Arpions en sang, châsses en larmes.

Sûr que c’est pas eune Égérie
Qui, bien qu’ repoussant du flingot,
F’rait p’têt’ sa tourte et sa sûrie
Pass’ que j’ jacqut’rai en parigot ;

Et non pus eun’ fill’ de romances
Qui s’enverrait l’Hercul’ du Nord
Ou, pour endormir ses souffrances,
M’ f’rait des queues avec un ténor !

Ni eun’ virago, sac à schnick,
Qui, pour soigner mon estomac,
M’ pass’rait tous les jours à tabac
Comm’ si qu’ j’aye épousé un flic (!)

Ni eun’ bergeois’ qui f’rait ses magnes
(Eune épateus’ de calicots)
Et l’ raffût des toupies d’All’magne
(Voyez rayon des boucicauts).

Ni eun’ détraquée, eun’ pourrie,
Eune écriveuse à faux jaspin,
Ni eun’ poufiasse à front d’ Marie
Qui s’appuierait des marloupins.

Qui c’est ? J’ sais pas, alle est si loin !
Alle est si pâl’ dans l’ soir qui tombe
Qu’on jur’rait qu’ a sort de la tombe
Ousqu’on s’ marierait sans témoins.

Mais à forc’ d’errer et d’ muser
Su’ des kilomèt’s de bitume,
Quéqu’ soir d’horreur et d’amertume
J’ me cogn’rai p’têt’ dans son baiser !

.  .  .  .  .  .  .  .  .  .  .  .  .  .  .  .  .  .  .  .  

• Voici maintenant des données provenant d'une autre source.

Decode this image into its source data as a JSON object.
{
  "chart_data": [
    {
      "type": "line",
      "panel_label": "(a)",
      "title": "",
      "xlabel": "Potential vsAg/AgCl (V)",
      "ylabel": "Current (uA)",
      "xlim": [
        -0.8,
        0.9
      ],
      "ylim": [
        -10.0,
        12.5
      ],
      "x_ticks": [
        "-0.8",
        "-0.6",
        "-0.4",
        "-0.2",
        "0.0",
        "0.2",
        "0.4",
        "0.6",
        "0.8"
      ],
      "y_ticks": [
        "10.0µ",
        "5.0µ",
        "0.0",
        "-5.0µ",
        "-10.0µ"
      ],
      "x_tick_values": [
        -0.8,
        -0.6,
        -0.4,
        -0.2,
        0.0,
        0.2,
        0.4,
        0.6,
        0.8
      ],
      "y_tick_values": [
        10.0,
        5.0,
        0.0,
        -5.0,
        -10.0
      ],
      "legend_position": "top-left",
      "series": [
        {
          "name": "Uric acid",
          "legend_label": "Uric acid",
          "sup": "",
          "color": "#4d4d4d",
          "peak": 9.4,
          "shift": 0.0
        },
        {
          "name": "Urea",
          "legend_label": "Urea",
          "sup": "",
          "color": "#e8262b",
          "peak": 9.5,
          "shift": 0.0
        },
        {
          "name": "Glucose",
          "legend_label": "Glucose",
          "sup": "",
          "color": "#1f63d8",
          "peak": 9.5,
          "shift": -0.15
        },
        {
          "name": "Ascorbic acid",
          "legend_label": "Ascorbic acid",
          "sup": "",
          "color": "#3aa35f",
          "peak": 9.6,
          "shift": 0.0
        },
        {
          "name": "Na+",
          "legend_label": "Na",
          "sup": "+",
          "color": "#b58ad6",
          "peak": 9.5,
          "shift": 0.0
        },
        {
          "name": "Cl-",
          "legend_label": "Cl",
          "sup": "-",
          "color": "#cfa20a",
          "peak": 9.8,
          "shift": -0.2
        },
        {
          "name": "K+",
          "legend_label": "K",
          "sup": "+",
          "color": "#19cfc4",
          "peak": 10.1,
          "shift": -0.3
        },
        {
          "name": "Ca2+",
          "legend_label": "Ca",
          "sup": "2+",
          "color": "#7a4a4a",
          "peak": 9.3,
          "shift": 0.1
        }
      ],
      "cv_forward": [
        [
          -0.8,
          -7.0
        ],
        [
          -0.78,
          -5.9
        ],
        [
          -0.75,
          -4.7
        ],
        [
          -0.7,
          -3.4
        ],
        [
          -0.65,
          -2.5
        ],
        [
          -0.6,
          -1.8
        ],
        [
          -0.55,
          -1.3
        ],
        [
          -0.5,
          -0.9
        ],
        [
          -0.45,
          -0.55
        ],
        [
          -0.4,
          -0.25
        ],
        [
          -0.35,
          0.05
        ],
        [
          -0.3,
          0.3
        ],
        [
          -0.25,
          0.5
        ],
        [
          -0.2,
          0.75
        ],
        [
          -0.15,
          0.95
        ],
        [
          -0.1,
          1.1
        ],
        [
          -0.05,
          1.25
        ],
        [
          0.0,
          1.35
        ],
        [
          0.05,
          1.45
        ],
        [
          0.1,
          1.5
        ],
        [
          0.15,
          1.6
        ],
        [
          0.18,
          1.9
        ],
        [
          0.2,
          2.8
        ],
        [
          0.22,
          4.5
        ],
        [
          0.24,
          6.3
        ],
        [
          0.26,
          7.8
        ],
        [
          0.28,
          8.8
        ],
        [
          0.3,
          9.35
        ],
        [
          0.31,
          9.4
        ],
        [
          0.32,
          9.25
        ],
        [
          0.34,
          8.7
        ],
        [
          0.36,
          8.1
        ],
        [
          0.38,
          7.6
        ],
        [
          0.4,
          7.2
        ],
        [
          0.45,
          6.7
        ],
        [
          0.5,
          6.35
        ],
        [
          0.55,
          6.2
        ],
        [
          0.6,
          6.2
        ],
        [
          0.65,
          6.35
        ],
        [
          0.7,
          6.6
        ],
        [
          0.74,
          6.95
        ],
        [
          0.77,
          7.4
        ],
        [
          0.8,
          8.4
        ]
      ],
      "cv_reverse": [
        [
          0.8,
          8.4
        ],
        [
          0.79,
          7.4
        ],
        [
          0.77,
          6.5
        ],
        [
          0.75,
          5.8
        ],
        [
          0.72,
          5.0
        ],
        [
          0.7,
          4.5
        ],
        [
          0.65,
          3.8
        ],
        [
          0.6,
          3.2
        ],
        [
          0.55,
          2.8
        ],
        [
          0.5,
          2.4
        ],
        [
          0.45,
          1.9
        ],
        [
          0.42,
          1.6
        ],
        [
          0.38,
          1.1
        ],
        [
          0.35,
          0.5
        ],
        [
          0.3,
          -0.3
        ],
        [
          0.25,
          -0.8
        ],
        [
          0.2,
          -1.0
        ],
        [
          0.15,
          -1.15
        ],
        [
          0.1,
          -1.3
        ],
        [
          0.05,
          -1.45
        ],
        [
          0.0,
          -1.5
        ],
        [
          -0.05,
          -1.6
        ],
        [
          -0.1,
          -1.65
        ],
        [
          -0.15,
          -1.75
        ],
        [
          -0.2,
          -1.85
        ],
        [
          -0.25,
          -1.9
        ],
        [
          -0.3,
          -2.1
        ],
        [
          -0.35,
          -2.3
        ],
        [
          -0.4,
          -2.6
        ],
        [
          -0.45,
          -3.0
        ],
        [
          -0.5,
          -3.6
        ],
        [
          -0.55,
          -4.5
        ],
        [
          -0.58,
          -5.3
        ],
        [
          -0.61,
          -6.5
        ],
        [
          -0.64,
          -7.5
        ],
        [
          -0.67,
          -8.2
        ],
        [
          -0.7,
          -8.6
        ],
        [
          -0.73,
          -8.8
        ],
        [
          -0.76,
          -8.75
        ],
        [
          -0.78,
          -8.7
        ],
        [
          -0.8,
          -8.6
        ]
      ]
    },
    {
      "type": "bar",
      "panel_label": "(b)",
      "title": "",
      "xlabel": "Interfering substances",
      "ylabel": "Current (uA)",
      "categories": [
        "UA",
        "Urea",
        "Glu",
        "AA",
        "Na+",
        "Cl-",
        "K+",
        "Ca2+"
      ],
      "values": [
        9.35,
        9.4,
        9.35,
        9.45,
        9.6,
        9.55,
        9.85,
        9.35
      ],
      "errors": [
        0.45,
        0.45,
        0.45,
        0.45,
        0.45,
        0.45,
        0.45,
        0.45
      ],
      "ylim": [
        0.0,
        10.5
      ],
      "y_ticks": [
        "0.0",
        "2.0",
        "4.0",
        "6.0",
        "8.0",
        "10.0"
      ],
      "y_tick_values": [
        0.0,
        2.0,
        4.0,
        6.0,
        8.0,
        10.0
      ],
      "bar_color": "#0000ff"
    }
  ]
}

(— Mais d’ qui donc, feignant, mâche-angoisse,
Princ’ des Couillons, mine à croquis,
Gibier d’ Poissy qu’a l’ taf qu’on l’ poisse,
Non, mais dis-nous donc l’ baiser d’ qui ?

— T’en as d’ l’astuc’, c’est épatant !
Ousqu’alle est ta Blanch’, ta Radieuse,
Tu t’es pas vu, eh ! dégoûtant,
Toi et ta requinpett’ pouilleuse ?)

.  .  .  .  .  .  .  .  .  .  .  .  .  .  .  .  .  .  .  .  

Ben, ma foi, si gn’a pas moyen,
C’est pas ça qu’empêch’ra que j’ l’aime !
Allons, r’marchons, suivons not’ flemme
Rêvons toujours, ça coûte rien !


Déception

                            VIII

Quand j’ m’amèn’rai su’ la Mason
Qu’ j’ai dans l’idée, au coin d’ ma vie,
Elle a s’ra just’ su’ sa sortie
Pour aller fair’ ses provisions.

Dès qu’a m’ verra, mince ed’ girie !
(Un vrai coup d’ tronche en plein nichons)
Et comm’ tout par un coup r’froidie,
A d’viendra blanch’ comme un torchon !

— Ah ! (Et a s’ mettra pour prier :)
— Seigneur ! Jésus ! Mari’-Mad’leine !
Et tous ceuss’ du calendrier
Qui s’ foutent d’ la misère humaine.

— Ah ! ben vrai... bonsoir ? Quiens ! Te v’là ?
Ça n’est pas trop tôt, mon bonhomme,
Allons, approch’, pos’ ton cul là,
D’où c’est qu’ tu viens ? Comment qu’ tu t’ nommes ?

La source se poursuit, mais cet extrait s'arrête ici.